Rumble Kong League (RKL) is an upcoming 3v3 basketball game being built on the Ethereum network. Drawing lots of attention from the NFT world, NBA players such as Stephen Curry and Paul George have bought Kongs in anticipation of its release.
There has been significant price action and traction within this project since the original date of this analysis, the idea is still there. I plan on expanding upon this analysis with some more advanced methods, later. But now, lets investigate if there is any correlation between Rumble Kongs sales prices and their boost totals and maybe do some simple machine learning.
To begin, let’s double-check the RNG of the boost distributions across all Kongs. As expected, fairly normal across each individual boost and cumulative total.
The datasets had sales on the same scale for all currencies (i.e. DAI price and ETH on the same scale), so I narrowed it down to only Kongs that have the last sale in ETH. After doing that, we get these totals for the number of Kongs listed and the number of Kongs that have at least one sale:
Now, we can see a distribution of the last sales price for all Kongs that have had at least one sale.
In addition, we can look at the correlation between some variables of interest and the last sale price. For the most part, there seems to be little to no correlation between these variables, except for the very highest ranked boost values.
However, there is a lot of skew because of the factor that rare aesthetic traits play in sales price. Take a look at how different the average and median sales prices are:
To combat that, we can apply some normalizing transformations to our data. It is important to normalize our data if we want to use parametric predictive models (spoiler alert, simple linear regression).
First, I decided to cut off the sales that were extreme outliers — giving us a much more normal-looking distribution. Still kind of skewed.
Using a square-root transformation, we get a nice little stat table with more normalized values to reduce the influence of rare-trait outlier sales.
And now, our Last Sale Price histogram looks kind of normal.
Our correlations between traits and sales price looks less sporadic, but still weak. The last graph looks promising, though.
So now, for some fun, we are going to try to predict the Last Sale Price using the following variables:
- Cumulative Boost
- Each of the four boost types (Shooting, Defense, Vision, Finish)
- Last Sale Date
We will be using a simple linear regression with both the raw values and the normalized values to see if we find anything of interest.
Before we do that, two important metrics to know:
- R-square: This is interpreted as the percent of variance in the predicted value, as explained by the variables used to make the prediction. i.e. an R-square of 0.75 means our X variables explain 75% of the variance in Y.

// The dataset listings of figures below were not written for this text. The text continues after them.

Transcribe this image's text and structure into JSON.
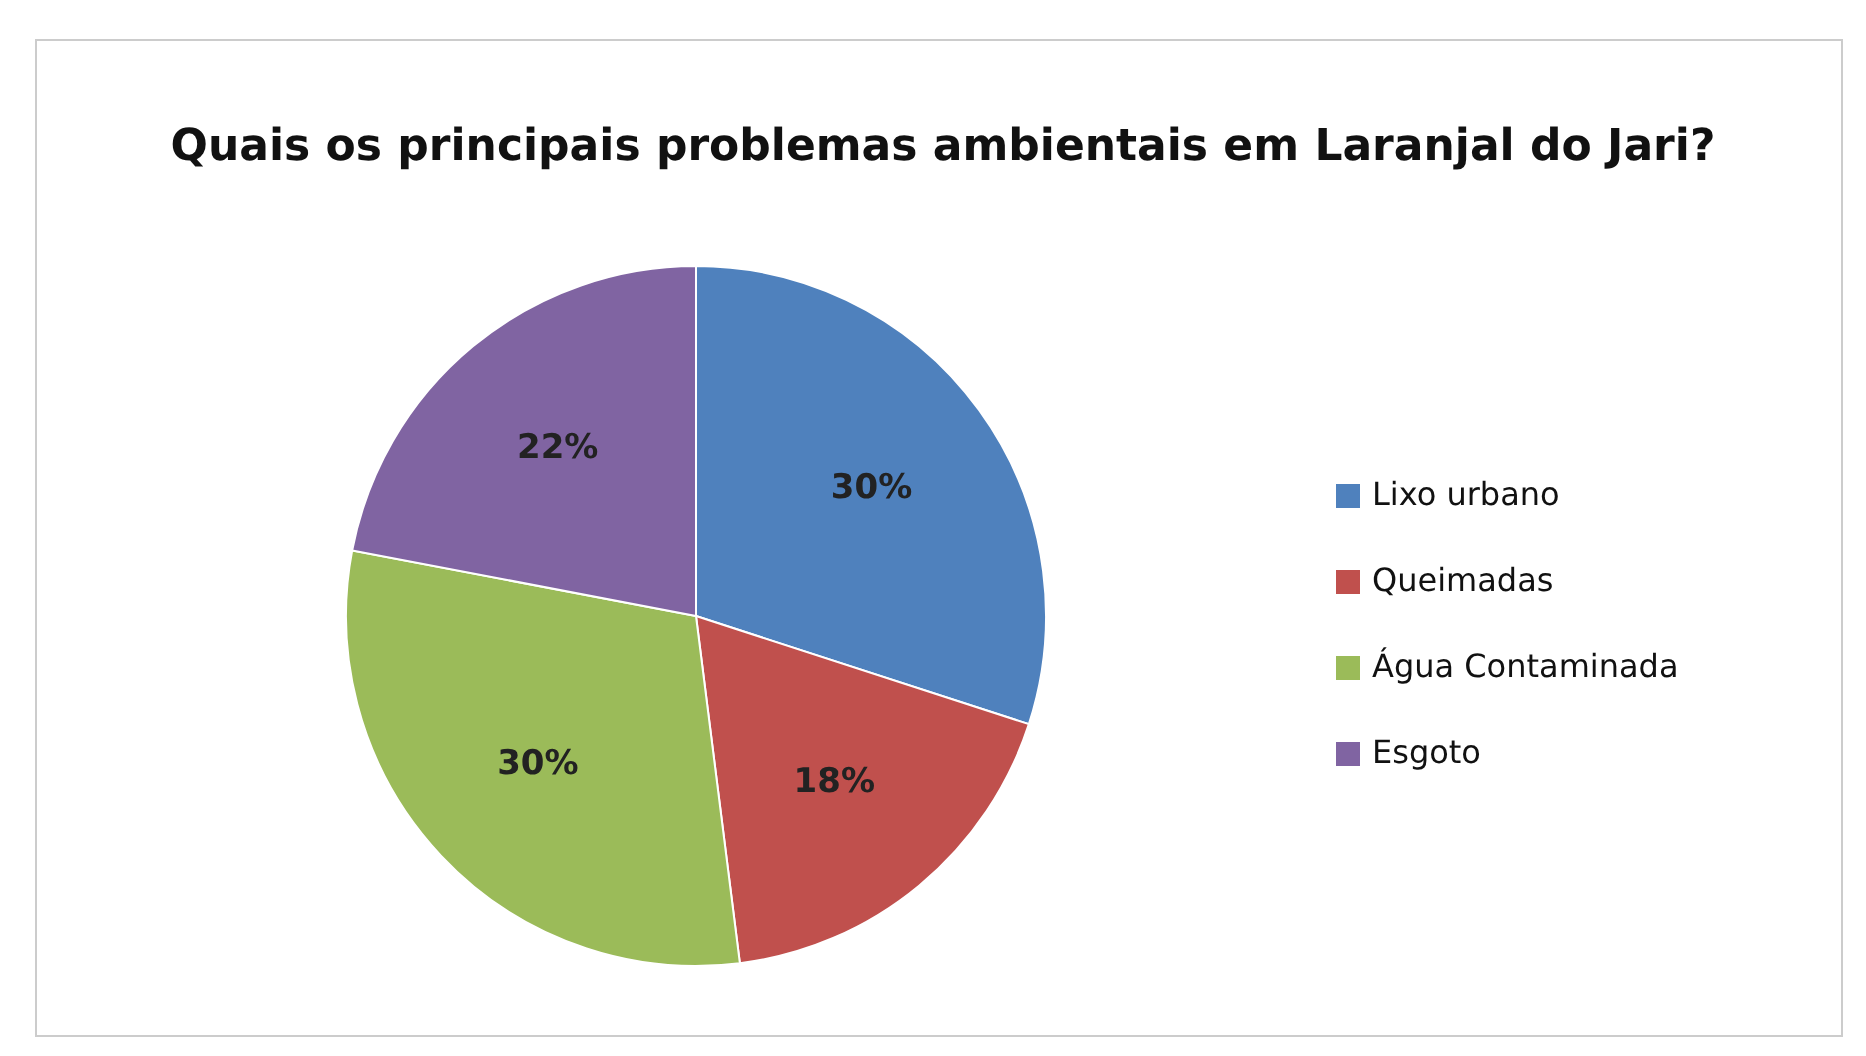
{
  "chart_data": {
    "type": "pie",
    "title": "Quais os principais problemas ambientais em Laranjal do Jari?",
    "categories": [
      "Lixo urbano",
      "Queimadas",
      "Água Contaminada",
      "Esgoto"
    ],
    "values": [
      30,
      18,
      30,
      22
    ],
    "colors": [
      "#4f81bd",
      "#c0504d",
      "#9bbb59",
      "#8064a2"
    ],
    "value_labels": [
      "30%",
      "18%",
      "30%",
      "22%"
    ],
    "legend": "right"
  }
}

- MSE: Mean squared error. This squares the difference between the predicted value and the actual value for each observation, and then averages them all.
Okay, now let’s run some models.
Cumulative Boost:
With raw values, we get an R-square of 0.0152 and an MSE of 6.43. With normalized values, we get an R-square of 0.0155 and an MSE of 0.119. We decrease our error significantly, but cumulative boost is proving to not be a reliable predictor.
Individual Boosts:
With raw values, we get an R-square of 0.0277 and an MSE of 6.352. Large error again, but an R-square almost twice as high (still very poor). With normalized values, we get an R-square of ~0(???) with a much smaller MSE.
So, like cumulative boost, the individual boost stats do not paint an accurate picture of sales price.
Last Sale Price:
Raw values give us an R-square of 0.0337 and an MSE of 6.3135. Same ballpark as the previous predictors. Normalized values give us an R-square of 0.504 (!!!) and an MSE of 0.06.
We finally have something that can work as a predictor! With this, we can interpret this linear regression as indicating that ~50% of the variability in Sales Price can be explained by the Last Sale Date of the Kong. The other 50% is likely trait rarity. Looking back at a previous graph, it seems about right.
Why is Last Sale Date the only significant predictor? Well, the RKL floor has been rising significantly over the past month. Because of that, even normalization isn’t accurately illustrating how people are buying.
My prediction is that re-running this analysis once the game has been released will give us results showing more significant influence from stat ranking.